Lalu ia berangkat ke Yogyakarta, ia diterima di Fakultas
Kehutanan Universitas Gadjah Mada, jurusan kehutanan. Ia pelajari dengan tekun
struktur kayu dan bagaimana pemanfaatannya serta teknologinya. Di masa kuliah
ia jalani dengan amat prihatin, karena tak ada biaya hidup yang cukup.
Kuliahnya disambi dengan kerja sana sini untuk biaya makan, ia sampai lima kali
indekost karena tak mampu biaya kost dan mencari yang lebih murah.
Hidup dengan prihatin membawanya pada situasi disiplin, Jokowi
mampu menerjemahkan kehidupan prihatinnya lewat bahasa kemanusiaan, bahwa dalam
kondisi susah orang akan menghargai tindakan-tindakan manusiawi, disinilah
Jokowi belajar untuk rendah hati.
Setamat kuliah ia tetap menjadi tukang gergaji kayu, tapi ia
sudah memiliki wawasan, ia melihat industri kayu berkembang pesat, ia mendalami
mebel. Disini ia pertaruhkan segalanya, rumah kecil satu-satunya bapaknya ia jaminkan
ke Bank. Dan ia berhasil, ia bukan saja tapi ia juga pengambil resiko yang
cerdas, ia berhasil dari sebuah bengkel mebel dengan gedek disamping pasar yang
kumuh berhasil dikembangkan. Ia menangis ketika pekerja-pekerjanya bisa makan.

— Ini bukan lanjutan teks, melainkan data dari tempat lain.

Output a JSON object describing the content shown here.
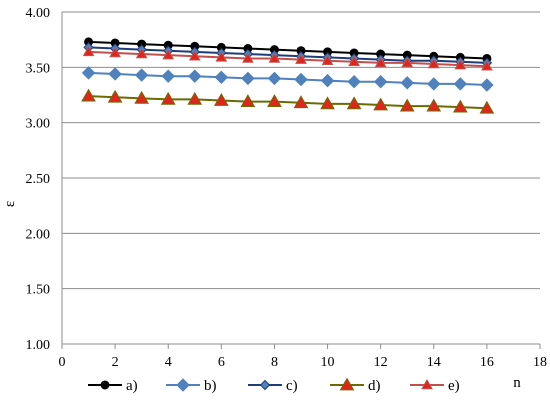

Suatu saat ia kedatangan orang Jerman bernama Micl Romaknan,
orang Jerman ini kebetulan tidak membawa grader (ahli nilai) kayu, ia ngobrol
dengan Jokowi, kata orang Jerman itu : “Wah, di Jepara saya ketemu orang
namanya Joko, baiklah kamu kunamakan saja Djokowi, kan mirip Djokovich”
akhirnya terciptalah sebuah nickname Jokowi yang melegenda itu.
Perkembangan bisnisnya bagus, ia dipercaya kerna ia jujur, orang
Jerman suka dengan orang yang jujur dan pekerja keras, Jokowi hanya tidur 3 jam
sehari, selebihnya adalah kerja. Ia tak pernah makan uang dari memeras atau
pungli, ia makan dari keringatnya sendiri. Dengan begitu hidupnya berkah.
Jokowi berhasil mengekspor mebel puluhan kontainer dan ia berjalan-jalan di
Eropa.
Tidak seperti kebanyakan orang Indonesia yang mengunjungi Eropa
dengan cara hura-hura atau foto sana, foto sini tanpa memahami hakikat
masyarakatnya. Jokowi di Eropa berpikir reflektif. “Kenapa kota-kota di Eropa,
kok sangat manusiawi, sangat tinggi kualitasnya baik kualitas penghargaan
terhadap ruang gerak masyarakat sampai dengan kualitas terhadap lingkungan”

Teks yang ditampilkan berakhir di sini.